If, for example, a state has financed the construction of a government building with general obligation bonds and then sells that building to a private company, the bonds could become taxable private-activity bonds.

Bonds are PABs if more than 10% of the proceeds are used by a private party and more than 10% of the debt service is directly or indirectly secured by, or derived from, payments by a private entity.
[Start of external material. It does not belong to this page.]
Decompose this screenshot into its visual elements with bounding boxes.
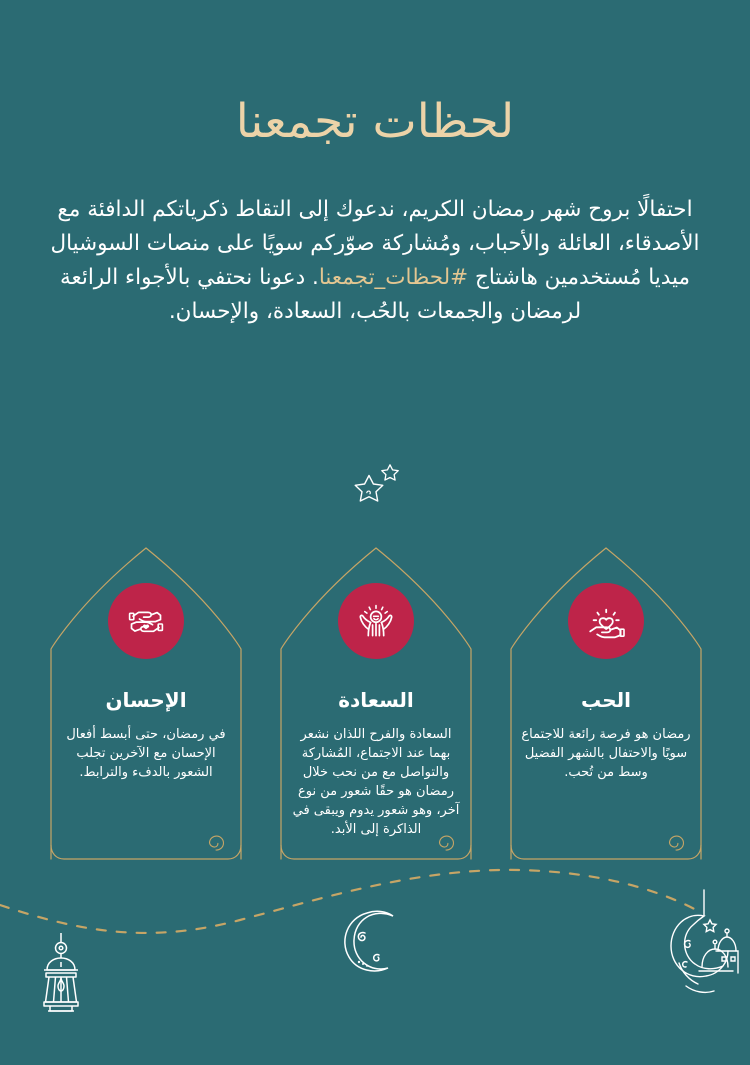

PABs are taxable if the projects they finance do not fall within certain categories, such as airport or sewer and water facilities.

For facilities financed with 501(c)(3) bonds, which are tax-exempt PABs, no more than 5% of the proceeds can be used by private parties.

The tax-exempt bond office said that, in order for governmental or 501(c)(3) bond issuers to take remedial action to avoid having their bonds become taxable as a result of a sale of property, they must first have met five basic conditions.

First, at the time of issuance they must have reasonably expected that the bonds would not meet the private use, business, or other tests that would have made them taxable PABs.

Second, the term of the bonds must not be outstanding longer than is reasonably necessary for the qualified purpose of the issue, meaning generally they must not be outstanding for more than 120% of the average, reasonably expected economic life of the financed property.

Third, the property must be sold for fair-market value through a bona fide and arm’s length transaction.

Fourth, proceeds from the sale must be treated as “gross proceeds,” which are subject to yield restriction and arbitrage rebate requirements.

Fith, except for a remedial action involving the redemption or defeasance of the bonds, the proceeds must have been spent on a qualified purpose before the bond-financed assets were sold.

The paper also describes three remedial actions that can be taken to avoid sanctions if the sale of bond-financed property results in potential tax-law problems.

First, the issuer can redeem or defease the amount of bonds that financed the facility that was sold.

Second, the proceeds from the sale can be used for some other governmental or 501(c)(3) purpose.

Finally, the bonds can be reissued as other bonds that meet tax requirements. For example, if a city builds a hospital and later sells the hospital to a nonprofit organization, while the bonds no longer qualify as governmental bonds, the city could take steps to ensure they meet the requirements for 501(c)(3) bonds.